A taxa de homicídios é a que mais se usa internacionalmente para contabilizar a violência, já que é a mais grave, é irreparável e, sobretudo, tem menos problemas metodológicos. Por isso a taxa de roubos não serve tão bem de parâmetro para medir níveis de violência.
Vítimas da pobreza
Ao ligar a televisão na Argentina, o telespectador se depara com roubos, feminicídios, sequestros e homicídios.
Recentemente, têm ganhado mais visibilidade os casos de justiça com as próprias mãos, especialmente depois que Macri defendeu um açougueiro que matou um homem que tentou assaltar seu estabelecimento. Também são frequentes os casos de abuso policial ou de assassinato de policiais (35 por ano, segundo dados oficiais).
De acordo com o Instituto de Investigações da Corte Suprema de Justiça, 80% dos homicídios cometidos na Argentina ocorrem no que os argentinos chamam de "villas miseria", as favelas nas periferias das cidades grandes, nas quais predomina a lei do mais forte na determinação do poder local que por sua vez se traduz em controle territorial.
"As vítimas da insegurança são também as vítimas da pobreza", disse à BBC Matías Bailone, professor de criminologia da Universidade de Buenos Aires.
Apesar do país ter uma taxa de solução de crimes de homicídio superior à média da América Latina, Bailone ressalta que o nível de impunidade é muito mais alto nos casos de violência contra pessoas com menos poder aquisitivo.
Qual é a novidade?
Mas se os números não revelam um aumento da violência, por que tanta indignação agora?
Eugenio Raúl Zaffaroni, juiz da Corte Interamericana de Direitos Humanos, prefere evitar usar o termo insegurança.
"Prefiro falar de frequência de crimes contra a vida, a liberdade sexual ou contra a integridade física, que na verdade são ocorrências que dependem de certas circunstâncias."

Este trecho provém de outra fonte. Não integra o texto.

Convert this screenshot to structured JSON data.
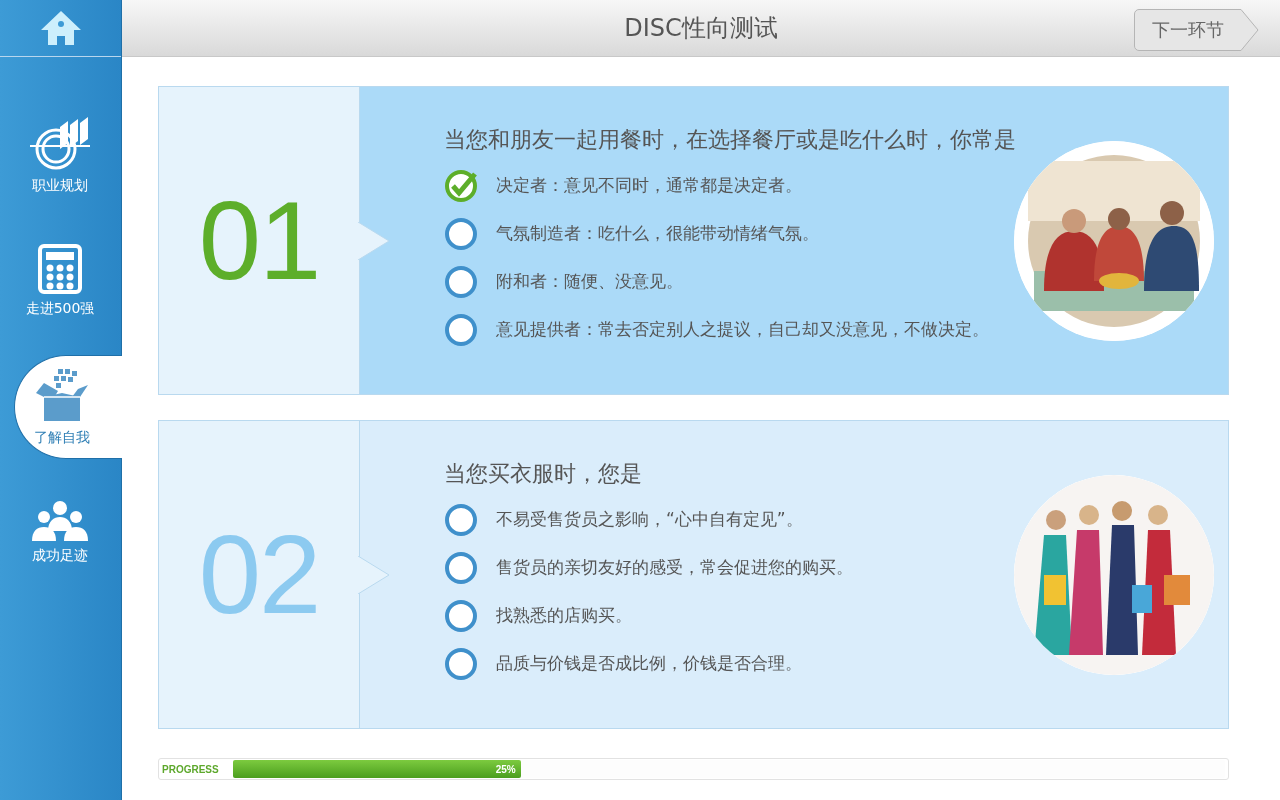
{
  "header": {
    "title": "DISC性向测试",
    "next_button": "下一环节"
  },
  "sidebar": {
    "items": [
      {
        "label": "职业规划",
        "selected": false
      },
      {
        "label": "走进500强",
        "selected": false
      },
      {
        "label": "了解自我",
        "selected": true
      },
      {
        "label": "成功足迹",
        "selected": false
      }
    ]
  },
  "questions": [
    {
      "number": "01",
      "selected": true,
      "text": "当您和朋友一起用餐时，在选择餐厅或是吃什么时，你常是",
      "options": [
        {
          "text": "决定者：意见不同时，通常都是决定者。",
          "checked": true
        },
        {
          "text": "气氛制造者：吃什么，很能带动情绪气氛。",
          "checked": false
        },
        {
          "text": "附和者：随便、没意见。",
          "checked": false
        },
        {
          "text": "意见提供者：常去否定别人之提议，自己却又没意见，不做决定。",
          "checked": false
        }
      ]
    },
    {
      "number": "02",
      "selected": false,
      "text": "当您买衣服时，您是",
      "options": [
        {
          "text": "不易受售货员之影响，“心中自有定见”。",
          "checked": false
        },
        {
          "text": "售货员的亲切友好的感受，常会促进您的购买。",
          "checked": false
        },
        {
          "text": "找熟悉的店购买。",
          "checked": false
        },
        {
          "text": "品质与价钱是否成比例，价钱是否合理。",
          "checked": false
        }
      ]
    }
  ],
  "progress": {
    "label": "PROGRESS",
    "level": 0.29,
    "reading": "25%"
  }
}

"É ilusório achar que vamos controlar a violência imputando mais 4 ou 5 anos às penas, como sugerem alguns políticos e alguns meios de comunicação mais poderosos. Isso ignora a realidade", diz o juiz Zaffaroni.
Nesta mesma linha, vários analistas de esquerda acusam a imprensa de "criar realidades" que acabam aumentando a sensação de insegurança.
A criminologista Laura Quiñones, especializada em analisar perfis de homicidas, acredita que certos criminosos buscam a fama projetada pela aparição nos meios de comunicação. especialmente a televisão.
Se por um lado, especialistas concordam que na Argentina, como em muitos países, a falta de segurança é reconhecida como problema público agravado na década de 1990, quando os homicídios cresceram devido ao aumento da desigualdade economica e da desconfiança com as instituições do governo, eles discordam sobre o que mudou agora.
"A insegurança pode ser usada de diversas formas. Pode servir para suprir um problema individual, para passar a responsabilidade para o governo atual ou para resolver a crise de representatividade política", diz Esteban Rodríguez, advogado e professor da Universidade de Quilmes.
Para os setores mais conservadores, o problema tem origem na política "progressista" de segurança dos governos de Néstor Kirchner e Cristina Fernández (2003-2015), que segundo eles aumentou a impunidade ao narcotráfico, que, se medido por apreensão de drogas, cresceu oito vezes entre 2002 e 2009, segundo dados da ONU.
Apesar da falta de consenso e das estatísticas apontarem de modo diferente, a verdade é que a insegurança chegou a lugares inéditos, como os bairros de classes média e alta, às cidades menores e ao interior do país.
"É uma realidade à qual a Argentina ainda não se acostumou", diz Kessler, da Universidade de La Plata.